Persoalannya, konten bebas liarnya jurnalisme gaya Youtuber makin tak terkontrol, segmen nya bebas terbuka, ini bisa peluang bagi kebebasan kreatif Millenial, sekaligus ancaman tanpa kendali konten yang mungkin merugikan pihak lain , karena tak tertutup kungkinan terdapat konten porno, vulgar, hedonism, sara, bahkan amoral seperti plagiatisme konten dan lainnnya. Nyaris YouTube channel menjadi pasar gelap liar bebas, minim bahkan tanpa koreksi.

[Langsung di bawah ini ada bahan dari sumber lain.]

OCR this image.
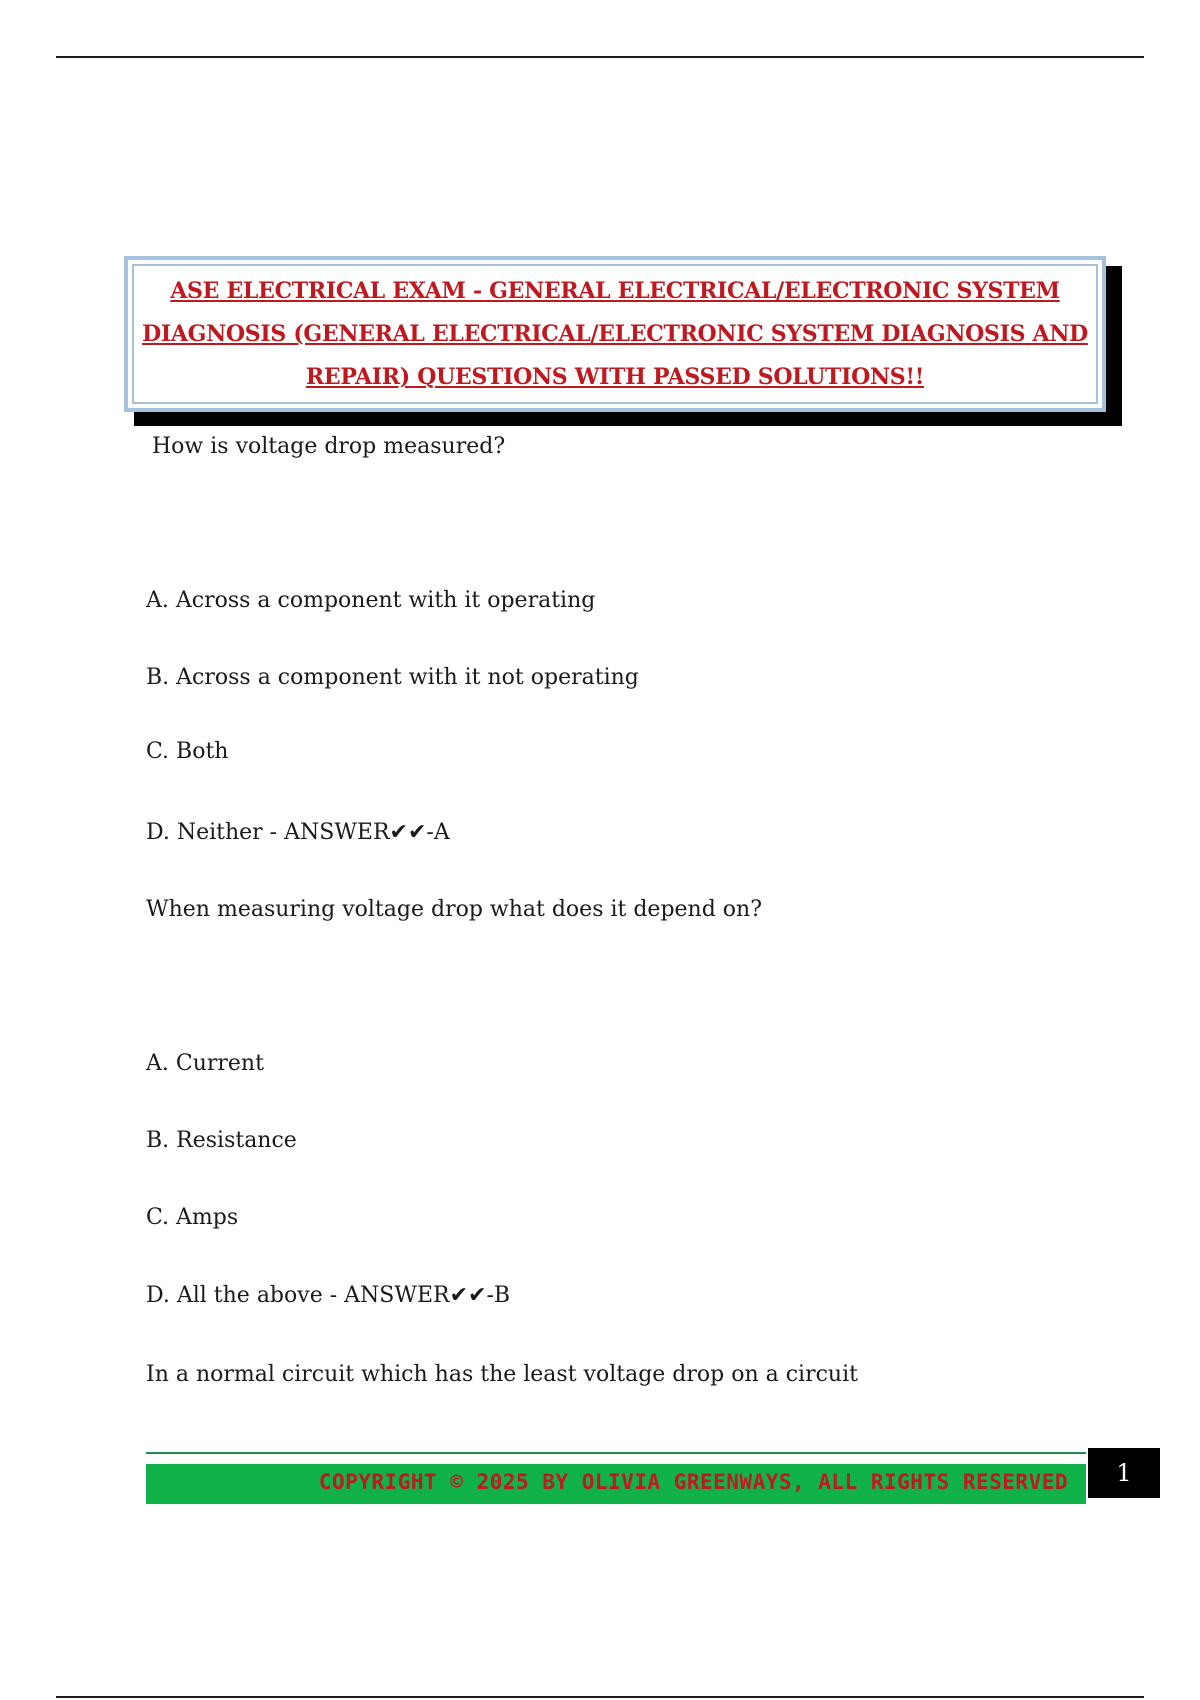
ASE ELECTRICAL EXAM - GENERAL ELECTRICAL/ELECTRONIC SYSTEM
DIAGNOSIS (GENERAL ELECTRICAL/ELECTRONIC SYSTEM DIAGNOSIS AND
REPAIR) QUESTIONS WITH PASSED SOLUTIONS!!
How is voltage drop measured?
A. Across a component with it operating
B. Across a component with it not operating
C. Both
D. Neither - ANSWER✔✔-A
When measuring voltage drop what does it depend on?
A. Current
B. Resistance
C. Amps
D. All the above - ANSWER✔✔-B
In a normal circuit which has the least voltage drop on a circuit
COPYRIGHT © 2025 BY OLIVIA GREENWAYS, ALL RIGHTS RESERVED	1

Kepada siapa regulasi ini diatur?
Perlu ada KPM selain KPI?
Rupanya perlu komisioner satu lagi, yakni Komisi Penyiaran Medsos ( KPM) sebagai mitra sejajar KPI yang khusus mengurusi lembaga penyiaran Radio dan Televisi.
Bola ada di tangan Legislator DPR Senayan.
Semoga mereka “ngeh” melihat fenomena Millenial mutakhir ini.
Dewan yang terhormat, inilah proyek…2020

(* Penulis, mantan Komisioner KPID Kalbar 2003-2007, Mantan Pemred MKTV ( kini Kompas TV), Kini aktif Jurnalis Citizen Mukim di Kota Makassar).